If the replication service is installed on a different server, ensure that that server is able to call the AD server on the same ports with the Replication IP.
4.b) Requirements for the AD users
The AD users to be integrated need to have a valid email address. By default, this email is taken from the field “mail” on the AD, the name of the user is taken from the field “displayname” and the alias which the RushFiles system uses to login, is taken from the field “userPrincipalName".
These fields are editable in the configuration file "UserSetup.cfg" located in the folder of the RfAdReplicator service (default is C:\RushFiles\RfAdReplicator\).
The configuration is in JSON and the texts FullName, Email and LoginAlias should not be changed and it is important to keep the quotation marks ( " ) around the name of the variable.
The variables are not type safe and if changed to wrong/non-existing values will probably be retrieved incorrectly or maybe not at all.
4.c) Requirements for communication
|389||TCP and UDP|
4.d) AD and RushFiles Groups
You can replicate AD groups into the RushFiles system. To enable auto arranging of users into groups, you will first need to enable this setting in your Replication Service's configuration file.
✔ The default path to the config file is: C:\Rushfiles\RfAdReplicator\AdConfig.cfg
✔ Open it with Notepad, make sure that "AddUsersToGroups" is set to true, and save the file.
✔ Create Groups on the company with the same name as the Groups in the AD that will be replicated.
If you have a group in the AD called "Sales", you just need to create a group called "Sales" for the company as well. All users that are part of "Sales" in the AD will be part of "Sales" in RushFiles.
✔ During the next run of the replicator, replicated users will be placed into their matching groups in RushFiles.
✔ The replicator has to do 2 runs in order to place newly replicated users into groups. The first run creates the users, while the second one places them into groups.
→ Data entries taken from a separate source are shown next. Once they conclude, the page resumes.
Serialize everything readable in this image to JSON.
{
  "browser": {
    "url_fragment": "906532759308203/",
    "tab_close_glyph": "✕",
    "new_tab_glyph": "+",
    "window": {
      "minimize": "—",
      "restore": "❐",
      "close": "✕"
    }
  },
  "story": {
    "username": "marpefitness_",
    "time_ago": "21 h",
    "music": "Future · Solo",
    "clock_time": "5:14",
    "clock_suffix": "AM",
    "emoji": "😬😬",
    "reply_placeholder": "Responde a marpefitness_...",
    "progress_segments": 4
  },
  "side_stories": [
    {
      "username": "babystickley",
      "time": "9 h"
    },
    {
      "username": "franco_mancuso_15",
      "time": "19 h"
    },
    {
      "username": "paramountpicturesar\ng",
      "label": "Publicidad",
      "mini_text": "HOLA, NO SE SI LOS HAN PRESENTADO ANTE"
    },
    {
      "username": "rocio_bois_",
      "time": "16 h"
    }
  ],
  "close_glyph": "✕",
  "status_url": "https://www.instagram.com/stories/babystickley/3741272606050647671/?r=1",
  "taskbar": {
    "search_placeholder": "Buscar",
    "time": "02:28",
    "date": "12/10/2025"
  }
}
5) One Domain Controller with multiple companies
If you have one Domain controller for your companies (also if it’s just some or one), you will need to create an AD Setup to that Domain controller and connect the given companies to it.
On each company you can then specify a selected Organization Unit and/or Group(s) that should be replicated to the given company.
6) Multiple Domain Controllers with multiple companies
If you have multiple Domain controllers for your companies (also if it’s just some or one), you will need to create an AD Setup for each of the Domain controllers and connect the given companies to the correct AD Setup. You can then, on each company, specify an Organization Unit and/or Group(s) that should be replicated to the given company.